だから、ギルバートも、似合わぬ弱音を吐いているのだ。
「俺が剣を振れなくなったと分かれば、この国を殺しにかかるヤツらは万といるだろう。否、国の中だけでも、その腹を食い破ろうとする虫どもが、未だ身を隠している。今の兵だけで、四方八方から迫りくる敵の全てに対応できるとは、思えんな。長期戦になれば、こちらが負ける」
「……よくそんな状況でもってますね、この国」
まさに、内憂外患である。王が剣を振れることが、そこまで重要なのだろうか。陣頭指揮をとるでもなく四方八方から迫りくる敵全ての矢面に立っているのだろうか。……だとすれば、どこまで一騎当千なのだろう。
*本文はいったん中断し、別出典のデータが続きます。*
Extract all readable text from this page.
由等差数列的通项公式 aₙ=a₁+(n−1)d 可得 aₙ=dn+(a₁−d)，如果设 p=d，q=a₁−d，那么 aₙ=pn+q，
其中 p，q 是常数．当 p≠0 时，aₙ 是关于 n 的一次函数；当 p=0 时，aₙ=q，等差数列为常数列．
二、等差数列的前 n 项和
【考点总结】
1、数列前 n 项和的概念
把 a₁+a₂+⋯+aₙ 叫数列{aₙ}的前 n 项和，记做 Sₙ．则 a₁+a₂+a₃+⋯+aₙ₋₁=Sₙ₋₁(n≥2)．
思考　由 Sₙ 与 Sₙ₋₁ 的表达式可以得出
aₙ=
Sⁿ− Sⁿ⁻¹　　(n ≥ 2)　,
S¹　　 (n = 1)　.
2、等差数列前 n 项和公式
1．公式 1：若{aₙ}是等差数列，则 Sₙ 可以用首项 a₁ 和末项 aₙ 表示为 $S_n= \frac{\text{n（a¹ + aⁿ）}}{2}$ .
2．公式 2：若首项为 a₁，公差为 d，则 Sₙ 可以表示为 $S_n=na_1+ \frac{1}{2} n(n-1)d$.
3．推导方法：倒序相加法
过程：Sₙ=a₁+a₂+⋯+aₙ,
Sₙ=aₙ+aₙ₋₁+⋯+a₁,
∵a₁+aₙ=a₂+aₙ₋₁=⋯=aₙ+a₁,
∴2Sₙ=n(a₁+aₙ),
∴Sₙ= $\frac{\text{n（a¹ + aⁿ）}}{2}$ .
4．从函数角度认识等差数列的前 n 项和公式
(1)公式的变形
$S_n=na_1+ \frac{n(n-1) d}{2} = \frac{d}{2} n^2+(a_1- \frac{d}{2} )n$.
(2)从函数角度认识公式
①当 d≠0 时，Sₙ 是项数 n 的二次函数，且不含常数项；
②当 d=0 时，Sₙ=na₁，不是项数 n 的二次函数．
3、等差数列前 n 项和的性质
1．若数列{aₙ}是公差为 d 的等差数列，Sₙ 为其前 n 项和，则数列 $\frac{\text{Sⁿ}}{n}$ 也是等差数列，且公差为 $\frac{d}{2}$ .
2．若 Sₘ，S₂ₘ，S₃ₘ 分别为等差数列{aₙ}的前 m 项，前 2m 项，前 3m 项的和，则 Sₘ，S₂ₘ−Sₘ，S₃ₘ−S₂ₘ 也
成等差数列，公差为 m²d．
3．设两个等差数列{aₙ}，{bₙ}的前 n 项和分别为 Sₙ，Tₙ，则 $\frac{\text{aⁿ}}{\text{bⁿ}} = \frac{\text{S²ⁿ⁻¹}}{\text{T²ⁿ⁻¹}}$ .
彼が死ねば、この国はどうなるのだろう。……子がいないままで。
そんな翠の思いを気取ったのか、ギルバートが哂った。
「俺には世継ぎもおらんでな。連座が回避できると喜ぶべきか。国が滅ぶと嘆くべきか」
「そんな思いがあるとは知りませんでした。連座等、気にもしないでしょう? 自分の子なら、逃げのびて一矢報いるくらいはするだろうと、哂いながら死んでいきそうです」
「……そうだな。国も、終わればそこまでだ。俺が憂うこともない」
ギルバートは乾いた笑いを漏らす。相変わらず、気分はあがらないらしい。
昼間は、翠への態度以外はいつもどおりだったろうに。それとも、翠の前ではどこまででも弱気でいられるのだろうか。……昼間から見せる執着もそうだが、翠としてはあまり好ましくない現状である。
「なら、どうだ。国が滅ぶ前に、子でもつくるか?」
ギルバートの左手が翠の体を撫でた。
「っ……、」
首元をくすぐり、その手は胸へと下りてくる。
「今日は抵抗しないのだな。……憐れみか? ……あの時も、俺はお前に憐れまれたのだったか」
「……謝りませんよ」
「知っている」
謝罪の言葉は持ち合わせがないと言ったのだったか。
「なら、抱かれてくれるのか?」
ギルバートが耳元で囁いた甘い声に、翠は深く溜息をついた。